Examining the Causes of the Islamic State’s Resurgence in Iraq

In 2011 an article in the New York Times confidently asserted that the Islamic State of Iraq was “unlikely to regain its prior strength,” in reference to its peak in the Sunni insurgency of 2006 [1]. Analysts who subscribed to such thinking are being forced to eat their own words today as the Islamic State of Iraq and Al-Sham (ISIS) has surpassed its prior strength and is among the most powerful militant groups in the world. Indeed, ISIS now controls vast swathes of territory and runs a pseudo-state in north-eastern Syria and western Iraq.

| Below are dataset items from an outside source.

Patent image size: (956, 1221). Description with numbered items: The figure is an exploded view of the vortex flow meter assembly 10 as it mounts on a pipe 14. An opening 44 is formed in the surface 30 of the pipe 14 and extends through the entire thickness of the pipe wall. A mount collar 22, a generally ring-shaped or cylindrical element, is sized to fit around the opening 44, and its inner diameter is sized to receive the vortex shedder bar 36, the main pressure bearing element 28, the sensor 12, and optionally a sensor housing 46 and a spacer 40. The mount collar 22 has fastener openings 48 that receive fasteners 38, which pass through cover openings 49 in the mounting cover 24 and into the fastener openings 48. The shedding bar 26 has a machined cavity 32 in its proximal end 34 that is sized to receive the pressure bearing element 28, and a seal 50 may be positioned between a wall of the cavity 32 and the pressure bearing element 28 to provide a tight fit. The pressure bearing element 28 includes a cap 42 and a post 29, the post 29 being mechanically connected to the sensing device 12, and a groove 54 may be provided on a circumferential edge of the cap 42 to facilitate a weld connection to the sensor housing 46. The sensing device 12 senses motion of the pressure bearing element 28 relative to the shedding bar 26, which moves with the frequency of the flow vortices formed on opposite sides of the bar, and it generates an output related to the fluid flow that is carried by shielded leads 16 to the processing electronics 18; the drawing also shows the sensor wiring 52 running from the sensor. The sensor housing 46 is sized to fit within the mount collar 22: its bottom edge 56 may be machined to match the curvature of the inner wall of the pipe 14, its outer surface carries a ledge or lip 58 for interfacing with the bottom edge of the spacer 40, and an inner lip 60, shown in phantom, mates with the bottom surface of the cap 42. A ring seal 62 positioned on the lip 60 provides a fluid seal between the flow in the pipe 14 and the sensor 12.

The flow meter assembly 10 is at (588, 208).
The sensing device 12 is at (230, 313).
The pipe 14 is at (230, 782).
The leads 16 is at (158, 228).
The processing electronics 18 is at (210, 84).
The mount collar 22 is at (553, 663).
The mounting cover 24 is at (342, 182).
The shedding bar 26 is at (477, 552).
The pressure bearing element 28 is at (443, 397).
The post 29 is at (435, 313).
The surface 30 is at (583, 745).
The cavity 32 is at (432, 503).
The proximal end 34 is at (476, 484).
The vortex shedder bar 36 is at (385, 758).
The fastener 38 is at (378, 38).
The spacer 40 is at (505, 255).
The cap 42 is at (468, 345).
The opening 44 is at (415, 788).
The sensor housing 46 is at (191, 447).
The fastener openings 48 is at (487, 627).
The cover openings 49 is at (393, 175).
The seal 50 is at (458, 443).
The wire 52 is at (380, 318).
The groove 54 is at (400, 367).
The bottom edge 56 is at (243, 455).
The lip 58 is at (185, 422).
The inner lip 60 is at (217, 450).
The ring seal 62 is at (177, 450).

On June 9th 2014, fighters belong to the ISIS launched an attack on Iraq’s second largest city, Mosul. By midday June 10th, the ISIS was in control of much of Mosul as resistance from Iraqi Security Forces (ISF) seemingly melted away. Tikrit was also reportedly seized on June 11th. In addition to these prizes, the ISIS has seized control of the entirety of the Nineveh Governorate, large parts of the Anbar Governorate including Ramadi and the infamous city of Fallujah, as well as parts of the Salaheddin and the Kirkuk Governorates. Under the leadership of Abu Bakr al-Baghdadi, there is no doubt that the Islamic State has made a stunning comeback in Iraq. In its nadir in 2010, the organization had dwindled to only 200 “hardcore” fighters [2]. A far cry from the situation today where ISIS is able to control territory and exercise effective denial of area against the ISF. The Islamic State’s meteoric rise is not without explanation as many competing factors have contributed to this reinvigoration. Most prominent among these factors is Sunni marginalization by the Iraqi government, the extreme incompetence of the Iraqi Security Forces and a major change in ISIS operational tactics.